The Hospitality Lawg would like to thank Leah Williams for contributing to this post.  Ms. Williams focuses her practice on practice on the defense of employers against claims of wrongful termination and discrimination.

The dawn of Social Media presents several issues for the hospitality industry to grapple with.  One that has received significant media attention lately is whether an employer can terminate an employee based upon the employee’s tweets or Facebook posts. But as with other “new” scenarios presented by the Internet, the answer appears to rely on the application of  “old” principles

Last month, the NLRB’s Acting General Counsel issued a report on when it is lawful and unlawful to discipline employees for social media activities.  The report focused on a number of advice memorandums.  In the four instances where the employee speech was found to be protected under Section 7 of the National Labor Relations Act, the General Counsel noted that:

  • the communications concerned the terms and conditions of employment;
  • the subject of the communication was brought to management’s attention or the employee had reason to believe the communication would result in a discussion with management;
  • the communications addressed the shared concerns of employees; and
  • the communications were directed at coworkers and/or discussed with coworkers.

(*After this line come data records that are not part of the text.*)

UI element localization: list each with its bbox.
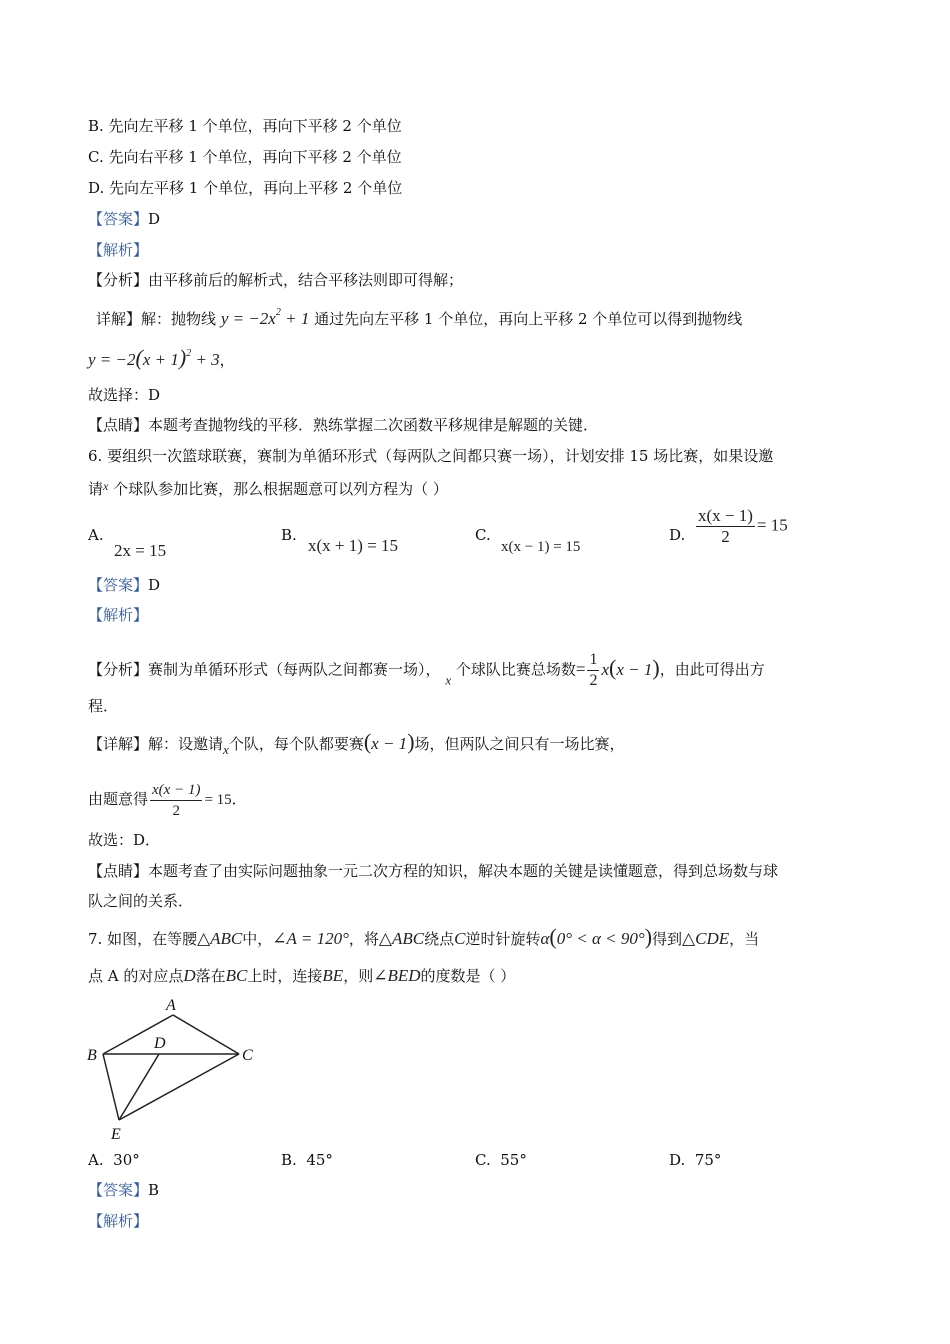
- stem-part: 得到: [652, 930, 683, 948]
- equation-fraction: $\frac{x(x - 1)}{2}$: [152, 781, 201, 819]
- label-e: E: [111, 1126, 121, 1143]
- stem-part: 上时，连接: [247, 967, 323, 985]
- q5-analysis-tag: [88, 240, 148, 260]
- comment-tag: 【点睛】: [88, 862, 149, 880]
- label-a: A: [166, 997, 176, 1014]
- q6-var-x: x: [103, 479, 109, 493]
- angle-a: ∠A = 120°: [272, 929, 349, 948]
- q7-option-c: [475, 1150, 527, 1170]
- answer-tag: 【答案】: [88, 1181, 149, 1199]
- q6-stem-line1: 6. 要组织一次篮球联赛，赛制为单循环形式（每两队之间都只赛一场），计划安排 15 场比赛，如果设邀: [88, 447, 774, 465]
- eq-tail: ．: [231, 790, 247, 808]
- q6-stem-line2: [88, 476, 448, 499]
- answer-tag: 【答案】: [88, 576, 149, 594]
- detail-tag: 详解】: [96, 310, 142, 328]
- denominator: 2: [721, 527, 730, 546]
- label-d: D: [154, 1035, 166, 1052]
- q5-comment: [88, 415, 598, 435]
- fenxi-pre: 赛制为单循环形式（每两队之间都赛一场），: [148, 660, 441, 679]
- triangle-abc: △ABC: [197, 929, 243, 948]
- option-label: B.: [281, 1151, 297, 1169]
- eq-pre: 由题意得: [88, 790, 149, 808]
- q7-option-a: [88, 1150, 140, 1170]
- label-b: B: [87, 1047, 97, 1064]
- q5-option-b: B. 先向左平移 1 个单位，再向下平移 2 个单位: [88, 117, 402, 135]
- result-tail: ，: [219, 351, 235, 369]
- option-value: 30°: [113, 1151, 140, 1169]
- q6-var-x: x: [223, 742, 229, 757]
- q5-fenxi: [88, 270, 463, 290]
- q6-analysis-tag: [88, 605, 148, 625]
- triangle-abc: △ABC: [378, 929, 425, 948]
- q7-geometry-figure: [80, 992, 280, 1148]
- q6-option-b-formula: x(x + 1) = 15: [308, 536, 398, 555]
- q7-stem-line2: [88, 966, 515, 986]
- segment-ed: [119, 1054, 159, 1120]
- q6-stem-post: 个球队参加比赛，那么根据题意可以列方程为（ ）: [113, 480, 448, 498]
- segment-ec: [119, 1054, 239, 1120]
- parabola-original: $y = -2x^2 + 1$: [220, 307, 310, 328]
- q5-answer: [88, 209, 160, 229]
- point-d: D: [183, 966, 196, 985]
- q6-option-d-formula: [694, 506, 788, 547]
- stem-part: 落在: [195, 967, 226, 985]
- q6-answer: [88, 575, 160, 595]
- option-value: 55°: [500, 1151, 527, 1169]
- detail-mid: 个队，每个队都要赛: [228, 735, 364, 753]
- analysis-tag: 【解析】: [88, 1212, 149, 1230]
- segment-ac: [173, 1015, 239, 1054]
- q6-option-a: [88, 525, 104, 545]
- detail-pre: 解：抛物线: [141, 310, 217, 328]
- answer-value: B: [148, 1181, 160, 1199]
- stem-part: 绕点: [424, 930, 455, 948]
- stem-part: ，则: [343, 967, 374, 985]
- half-fraction: $\frac{1}{2}$: [589, 651, 598, 689]
- comment-text: 本题考查了由实际问题抽象一元二次方程的知识，解决本题的关键是读懂题意，得到总场数与球: [148, 862, 779, 880]
- q5-result-formula: [88, 344, 235, 370]
- q6-fenxi: 【分析】赛制为单循环形式（每两队之间都赛一场）， x 个球队比赛总场数= $\frac{1}{2}$ x(x − 1)，由此可得出方: [88, 651, 765, 689]
- comment-text: 本题考查抛物线的平移．熟练掌握二次函数平移规律是解题的关键．: [148, 416, 599, 434]
- fenxi-tag: 【分析】: [88, 660, 149, 679]
- q6-option-d: [669, 525, 685, 545]
- segment-be: BE: [322, 966, 344, 985]
- analysis-tag: 【解析】: [88, 606, 149, 624]
- fenxi-post: ，由此可得出方: [659, 660, 765, 679]
- fenxi-tag: 【分析】: [88, 271, 149, 289]
- option-label: C.: [475, 526, 491, 544]
- q7-analysis-tag: [88, 1211, 148, 1231]
- fenxi-text: 由平移前后的解析式，结合平移法则即可得解；: [148, 271, 464, 289]
- fenxi-mid: 个球队比赛总场数: [455, 660, 576, 679]
- q6-option-c: [475, 525, 491, 545]
- q6-var-x: x: [445, 672, 452, 688]
- stem-part: 的度数是（ ）: [420, 967, 516, 985]
- q5-detail: [96, 303, 742, 329]
- answer-tag: 【答案】: [88, 210, 149, 228]
- q6-detail: 【详解】解：设邀请x个队，每个队都要赛(x − 1)场，但两队之间只有一场比赛，: [88, 729, 625, 757]
- stem-part: 点 A 的对应点: [88, 967, 184, 985]
- stem-part: ，当: [729, 930, 760, 948]
- detail-mid: 通过先向左平移 1 个单位，再向上平移 2 个单位可以得到抛物线: [314, 310, 743, 328]
- option-label: C.: [475, 1151, 491, 1169]
- detail-post: 场，但两队之间只有一场比赛，: [414, 735, 625, 753]
- q6-comment-line2: 队之间的关系．: [88, 892, 194, 910]
- option-label: B.: [281, 526, 297, 544]
- q5-choice: 故选择：D: [88, 386, 161, 404]
- parabola-result: $y = -2(x + 1)^2 + 3$: [88, 345, 220, 370]
- label-c: C: [242, 1047, 253, 1064]
- option-label: D.: [669, 526, 686, 544]
- rhs: = 15: [756, 515, 788, 535]
- answer-value: D: [148, 576, 161, 594]
- q6-stem-pre: 请: [88, 480, 104, 498]
- q7-stem-line1: [88, 924, 760, 949]
- q5-option-c: C. 先向右平移 1 个单位，再向下平移 2 个单位: [88, 148, 402, 166]
- stem-part: ，将: [348, 930, 379, 948]
- stem-part: 中，: [242, 930, 273, 948]
- option-label: A.: [88, 1151, 104, 1169]
- comment-tag: 【点睛】: [88, 416, 149, 434]
- analysis-tag: 【解析】: [88, 241, 149, 259]
- detail-pre: 解：设邀请: [148, 735, 224, 753]
- numerator: x(x − 1): [698, 506, 753, 525]
- answer-value: D: [148, 210, 161, 228]
- stem-part: 7. 如图，在等腰: [88, 930, 198, 948]
- option-label: D.: [669, 1151, 686, 1169]
- q5-option-d: D. 先向左平移 1 个单位，再向上平移 2 个单位: [88, 179, 403, 197]
- q6-equation: 由题意得 $\frac{x(x - 1)}{2}$ = 15．: [88, 781, 247, 819]
- q6-option-a-formula: 2x = 15: [114, 541, 167, 560]
- stem-part: 逆时针旋转: [465, 930, 541, 948]
- q6-fenxi-tail: 程．: [88, 697, 119, 715]
- segment-bc: BC: [225, 966, 248, 985]
- q6-option-b: [281, 525, 297, 545]
- option-label: A.: [88, 526, 104, 544]
- fraction: [696, 506, 755, 547]
- segment-be: [103, 1054, 119, 1120]
- q7-option-b: [281, 1150, 333, 1170]
- q6-comment: [88, 861, 778, 881]
- q6-choice: 故选：D．: [88, 831, 161, 849]
- point-c: C: [454, 929, 466, 948]
- rotation-range: α(0° < α < 90°): [540, 924, 653, 949]
- detail-tag: 【详解】: [88, 735, 149, 753]
- angle-bed: ∠BED: [373, 966, 421, 985]
- q7-option-d: [669, 1150, 721, 1170]
- option-value: 75°: [694, 1151, 722, 1169]
- option-value: 45°: [306, 1151, 333, 1169]
- q7-answer: [88, 1180, 159, 1200]
- triangle-cde: △CDE: [682, 929, 730, 948]
- q6-option-c-formula: x(x − 1) = 15: [501, 539, 581, 555]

In the other advice memorandums where it was determined that the employee’s use of social media was not protected activity, the facts demonstrated that the communication was not aimed toward the employee’s coworkers, that the communications did not concern the terms and conditions of employment, and/or that the employee did not try to raise the issue with management or expect that a dialogue with management would result. 

The General Counsel’s report, as well as the September 2 social media-focused post-hearing decision in Hispanics United of Buffalo Inc., send a clear message.  Hospitality employers must tread very carefully in seeking to promulgate policies that regulate the activities of employees on social media sites:

  • Certainly, any social media policy which seeks to regulate discussion among employees concerning the workplace or their terms of employment will be deemed unlawful and overbroad by the NLRB to the extent that it regulates protected concerted activity under Section 7 of the NLRA.
  • Defenses for disciplining an employee who engages in concerted activity are very limited.  Swear words, insults and even defamation are in most cases insufficient to render the communication unprotected.

These principles are consistent with long-term NLRA precedent that holds that employee conduct must be significantly outside the realm of normal workplace conduct to lose protection.  Accordingly, hospitality companies are advised to consult with legal counsel before implementing employee social media policies.